Farming special - Day 3: 

Almost two out of three farmers (62%) say a cap of €50,000 should be applied to the Single Farm Payment.
Farming special - Day 3: 

In the Irish Examiner ICMSA farming survey, they were asked, “To what extent do you agree or disagree that a cap of €50,000 per farm should be applied to the Single Farm Payment?”

A total of 46% “strongly agreed”, while 16% “agreed”; 10% neither agreed or disagreed, with 20% saying they slightly disagreed, and 9% strongly disagreed.

The lowest agreement was among tillage farmers (59%) and dairy farmers (57%). Agreement was 64% among livestock farmers, and 68% among “other” farmers.
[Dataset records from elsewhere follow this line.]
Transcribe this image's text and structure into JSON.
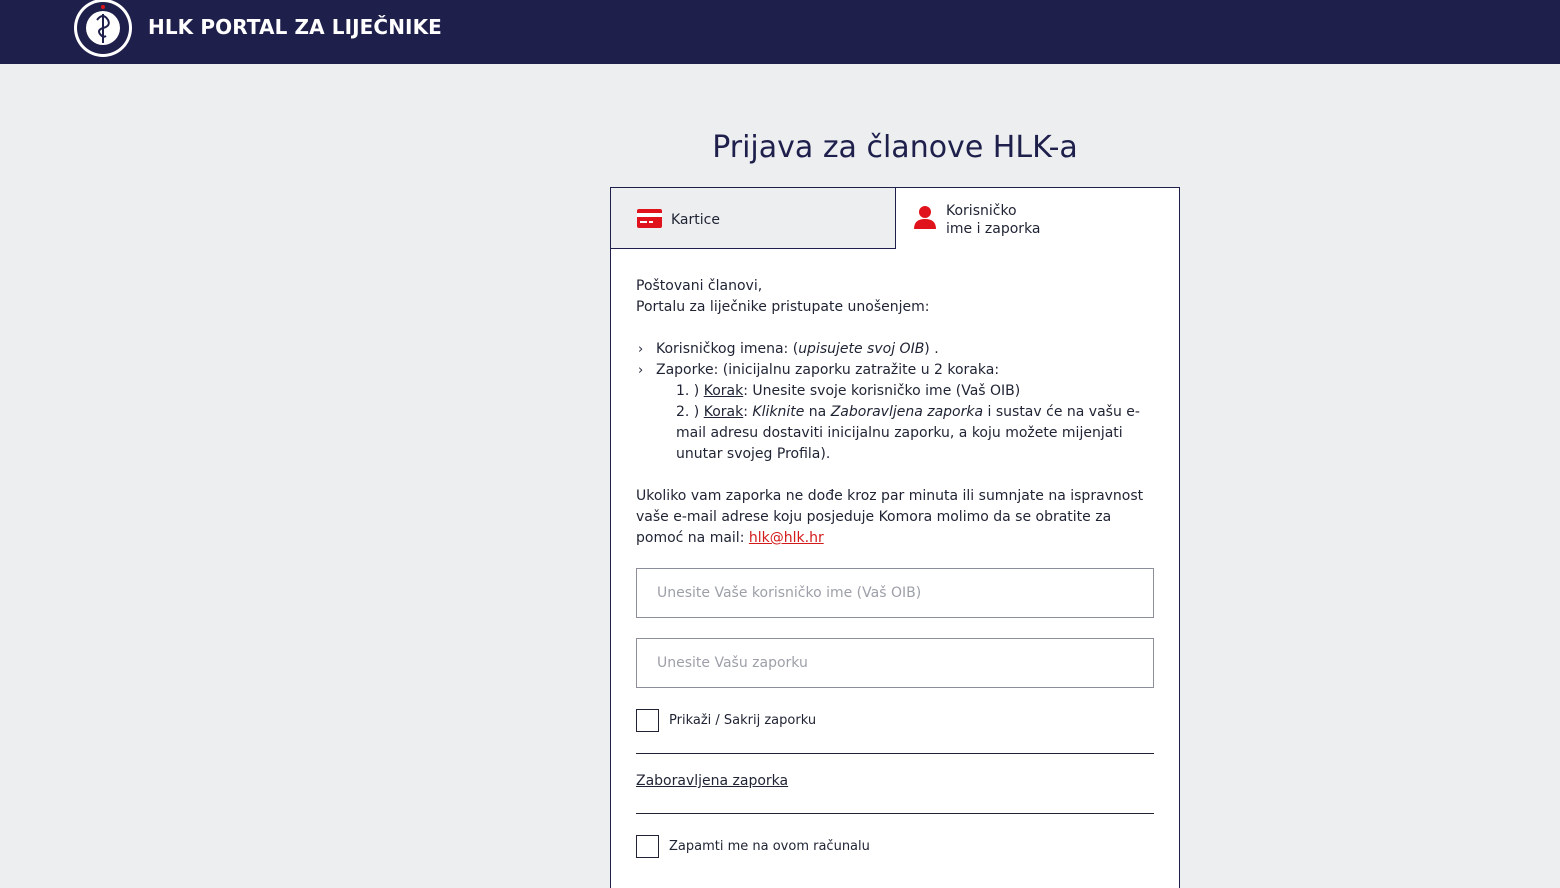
{
  "header": {
    "brand": "HLK PORTAL ZA LIJEČNIKE",
    "logo_icon": "hlk-seal-logo",
    "background": "#1e1f4b"
  },
  "page": {
    "title": "Prijava za članove HLK-a"
  },
  "tabs": [
    {
      "label": "Kartice",
      "icon": "credit-card-icon",
      "active": false
    },
    {
      "label_line1": "Korisničko",
      "label_line2": "ime i zaporka",
      "icon": "user-icon",
      "active": true
    }
  ],
  "info": {
    "greeting": "Poštovani članovi,",
    "intro": "Portalu za liječnike pristupate unošenjem:",
    "bullet1_prefix": "Korisničkog imena: (",
    "bullet1_italic": "upisujete svoj OIB",
    "bullet1_suffix": ") .",
    "bullet2": "Zaporke: (inicijalnu zaporku zatražite u 2 koraka:",
    "step1_num": "1. ) ",
    "step1_word": "Korak",
    "step1_text": ": Unesite svoje korisničko ime (Vaš OIB)",
    "step2_num": "2. ) ",
    "step2_word": "Korak",
    "step2_colon": ": ",
    "step2_italic1": "Kliknite",
    "step2_na": " na ",
    "step2_italic2": "Zaboravljena zaporka",
    "step2_text": " i sustav će na vašu e-mail adresu dostaviti inicijalnu zaporku, a koju možete mijenjati unutar svojeg Profila).",
    "help_text": "Ukoliko vam zaporka ne dođe kroz par minuta ili sumnjate na ispravnost vaše e-mail adrese koju posjeduje Komora molimo da se obratite za pomoć na mail: ",
    "help_email": "hlk@hlk.hr"
  },
  "form": {
    "username_placeholder": "Unesite Vaše korisničko ime (Vaš OIB)",
    "username_value": "",
    "password_placeholder": "Unesite Vašu zaporku",
    "password_value": "",
    "show_password_label": "Prikaži / Sakrij zaporku",
    "forgot_label": "Zaboravljena zaporka",
    "remember_label": "Zapamti me na ovom računalu"
  },
  "colors": {
    "accent_red": "#e0121b",
    "navy": "#1e1f4b"
  }
}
In the 55-64 age bracket, 71% agreed; but opinion sharply diverged for other age groups — only 48% of 35-44 year olds agreed that a cap of €50,000 per farm should be applied to the Single Farm Payment. Locations with the highest percentages in favour were Dungarvan (73%), Tullamore (68%), and Athenry (65%); but agreement was only about 50% at Tinahely and Cappamore, and the Irish Holstein Friesian Association National Open Day in Co Leitrim.
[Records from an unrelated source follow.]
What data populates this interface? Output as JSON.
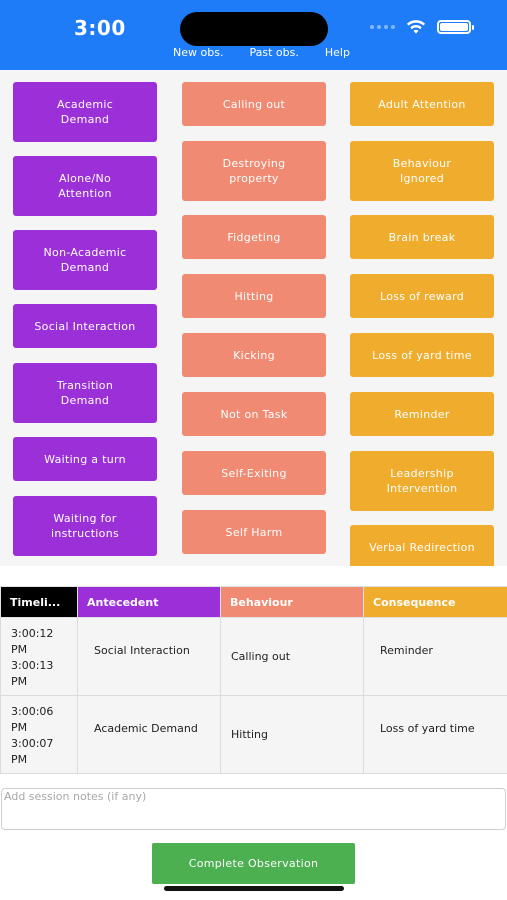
{
  "status": {
    "time": "3:00"
  },
  "nav": [
    "New obs.",
    "Past obs.",
    "Help"
  ],
  "antecedents": [
    "Academic\nDemand",
    "Alone/No\nAttention",
    "Non-Academic\nDemand",
    "Social Interaction",
    "Transition\nDemand",
    "Waiting a turn",
    "Waiting for\ninstructions"
  ],
  "behaviours": [
    "Calling out",
    "Destroying\nproperty",
    "Fidgeting",
    "Hitting",
    "Kicking",
    "Not on Task",
    "Self-Exiting",
    "Self Harm"
  ],
  "consequences": [
    "Adult Attention",
    "Behaviour\nIgnored",
    "Brain break",
    "Loss of reward",
    "Loss of yard time",
    "Reminder",
    "Leadership\nIntervention",
    "Verbal Redirection"
  ],
  "table": {
    "headers": {
      "time": "Timeli...",
      "antecedent": "Antecedent",
      "behaviour": "Behaviour",
      "consequence": "Consequence"
    },
    "rows": [
      {
        "start": "3:00:12\nPM",
        "end": "3:00:13\nPM",
        "antecedent": "Social Interaction",
        "behaviour": "Calling out",
        "consequence": "Reminder"
      },
      {
        "start": "3:00:06\nPM",
        "end": "3:00:07\nPM",
        "antecedent": "Academic Demand",
        "behaviour": "Hitting",
        "consequence": "Loss of yard time"
      }
    ]
  },
  "notes": {
    "placeholder": "Add session notes (if any)",
    "value": ""
  },
  "complete_label": "Complete Observation",
  "colors": {
    "header": "#1e7cf8",
    "antecedent": "#9b30d9",
    "behaviour": "#f08a72",
    "consequence": "#f0ac2d",
    "complete": "#4caf50"
  }
}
The single farm payment was one of the three main income sources for 82% of the 582 farmers interviewed this year for the survey. It is the No 1 source for 10% (compared to 14% last year), and No 2 for 45% (56% last year).
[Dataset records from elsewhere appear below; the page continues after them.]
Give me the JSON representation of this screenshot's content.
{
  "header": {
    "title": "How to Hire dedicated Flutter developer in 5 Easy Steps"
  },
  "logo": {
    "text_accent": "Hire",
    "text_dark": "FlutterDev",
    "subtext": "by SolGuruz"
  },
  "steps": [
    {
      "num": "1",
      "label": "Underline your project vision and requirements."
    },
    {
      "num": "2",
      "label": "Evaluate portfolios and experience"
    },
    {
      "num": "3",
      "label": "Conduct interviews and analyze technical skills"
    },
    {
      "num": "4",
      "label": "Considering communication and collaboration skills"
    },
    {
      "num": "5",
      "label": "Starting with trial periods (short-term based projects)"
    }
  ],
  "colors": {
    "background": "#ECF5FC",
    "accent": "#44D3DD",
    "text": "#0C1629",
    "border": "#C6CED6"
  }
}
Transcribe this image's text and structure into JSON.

Data from the Department of Agriculture, Food and the Marine indicates that more than 123,000 farms receive about €1.2 billion in Single Farm Payments.

The survey findings reflect the latest National Farm Survey details published by Teagasc, which highlight the reliance of thousands of farmers on direct payments.

Teagasc stated that on average, total direct payments per farm were €19,474 in 2013 (this includes the Single Farm Payment, the Disadvantaged Area Scheme, the Rural Environmental Protection Scheme, the newer Agri-Environmental Scheme, and the Sheep Grassland payment).

Cattle rearing farms are the most reliant on the single farm payment.

In 2013, it was 104% of their income.

Tillage farms have the highest Single Farm Payment, receiving on average €26,426.

In 2013, the SFP comprised 80% of income on tillage farms, while direct payments in total accounted for 92% of average tillage farm income.

Direct payments comprise on average 77% of total farm income across all farms. Market income (income before the receipt of direct payments) averaged only €5,963.

Survey respondents were much more undecided on whether off-farm income limits should be applied to all farm schemes.

Not surprisingly, 55% of farmers who said they earn off-farm income said No; only 34% said Yes.

More than half of the over-55s also said No, in contrast to only 32% of those aged 35-44.

But there was no inclination one way or the other overall among the 582 survey interviewees, with 23% strongly agreeing that “Off farm income limits should be applied to all farm schemes”, 22% agreeing, 15% neither agreeing nor disagreeing, 24% slightly disagreeing, and 26% strongly disagreeing.